With Brexit looming, stronger economic governance of the European Union is more essential than ever. It’s high time for action, says Amy Verdun, Professor of European Politics and Political Economy. Inaugural speech on 27 September.

Who helps countries that are in financial difficulty? How should we distribute refugees within Europe? Over the last decade, it has become painfully clear how hard it is for the European Union to take decisive action during complex crises. The 28 member states often have huge difficulty reaching a consensus. With Brexit approaching, this will once again put the EU to the test, Verdun warns in her inaugural lecture. Because the aftermath, possibly in the form of a recession, could have a crippling effect on the EU.

Balancing act

One of Verdun’s main research questions is whether Europe is prepared for a new financial crisis. The last global financial crisis showed how much of a balancing act it is for the EU: the euro is supranational, but its management is largely national. The European Central Bank may develop monetary policy, but budgetary and fiscal policy are still a mostly national affair. And although countries may need an extra financial injection, the EU itself doesn’t have such large budgets. This incomplete integration of the EU makes financial governance difficult, says Verdun.

Time for change

‘The EU doesn’t quite have it’s financial house in order,’ says Verdun. ‘It’s high time to reform the EU institutions.’ The last financial crisis may have led to new measures, such as a European banking union and fiscal measures, but Verdun believes that these are not enough. The upcoming changeover at the EU may be a good time for reform, she says. This autumn, there will be a new European Commission, a new European Parliament and a new president of the European Central Bank.

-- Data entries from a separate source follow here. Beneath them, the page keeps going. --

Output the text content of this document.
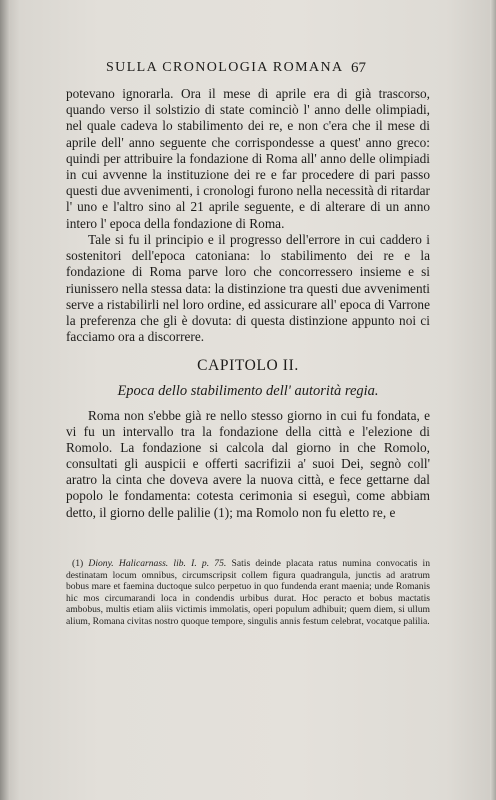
SULLA CRONOLOGIA ROMANA 67

potevano ignorarla. Ora il mese di aprile era di già trascorso, quando verso il solstizio di state cominciò l' anno delle olimpiadi, nel quale cadeva lo stabilimento dei re, e non c'era che il mese di aprile dell' anno seguente che corrispondesse a quest' anno greco: quindi per attribuire la fondazione di Roma all' anno delle olimpiadi in cui avvenne la instituzione dei re e far procedere di pari passo questi due avvenimenti, i cronologi furono nella necessità di ritardar l' uno e l'altro sino al 21 aprile seguente, e di alterare di un anno intero l' epoca della fondazione di Roma.

Tale si fu il principio e il progresso dell'errore in cui caddero i sostenitori dell'epoca catoniana: lo stabilimento dei re e la fondazione di Roma parve loro che concorressero insieme e si riunissero nella stessa data: la distinzione tra questi due avvenimenti serve a ristabilirli nel loro ordine, ed assicurare all' epoca di Varrone la preferenza che gli è dovuta: di questa distinzione appunto noi ci facciamo ora a discorrere.

CAPITOLO II.
Epoca dello stabilimento dell' autorità regia.

Roma non s'ebbe già re nello stesso giorno in cui fu fondata, e vi fu un intervallo tra la fondazione della città e l'elezione di Romolo. La fondazione si calcola dal giorno in che Romolo, consultati gli auspicii e offerti sacrifizii a' suoi Dei, segnò coll' aratro la cinta che doveva avere la nuova città, e fece gettarne dal popolo le fondamenta: cotesta cerimonia si eseguì, come abbiam detto, il giorno delle palilie (1); ma Romolo non fu eletto re, e

(1) Diony. Halicarnass. lib. I. p. 75. Satis deinde placata ratus numina convocatis in destinatam locum omnibus, circumscripsit collem figura quadrangula, junctis ad aratrum bobus mare et faemina ductoque sulco perpetuo in quo fundenda erant maenia; unde Romanis hic mos circumarandi loca in condendis urbibus durat. Hoc peracto et bobus mactatis ambobus, multis etiam aliis victimis immolatis, operi populum adhibuit; quem diem, si ullum alium, Romana civitas nostro quoque tempore, singulis annis festum celebrat, vocatque palilia.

Resurgence in popularity of EU

In hard economic times, people see few advantages of Europe. Verdun: ‘People feel crushed if they are unemployed and the government is making cuts. No wonder Europe is given the blame.’ However, recent opinion polls of European citizens have shown a resurgence in support for the EU. This may relate to the unrest caused by Brexit. Verdun suspects that this may in turn mean more support for measures to strengthen the EU’s economic governance.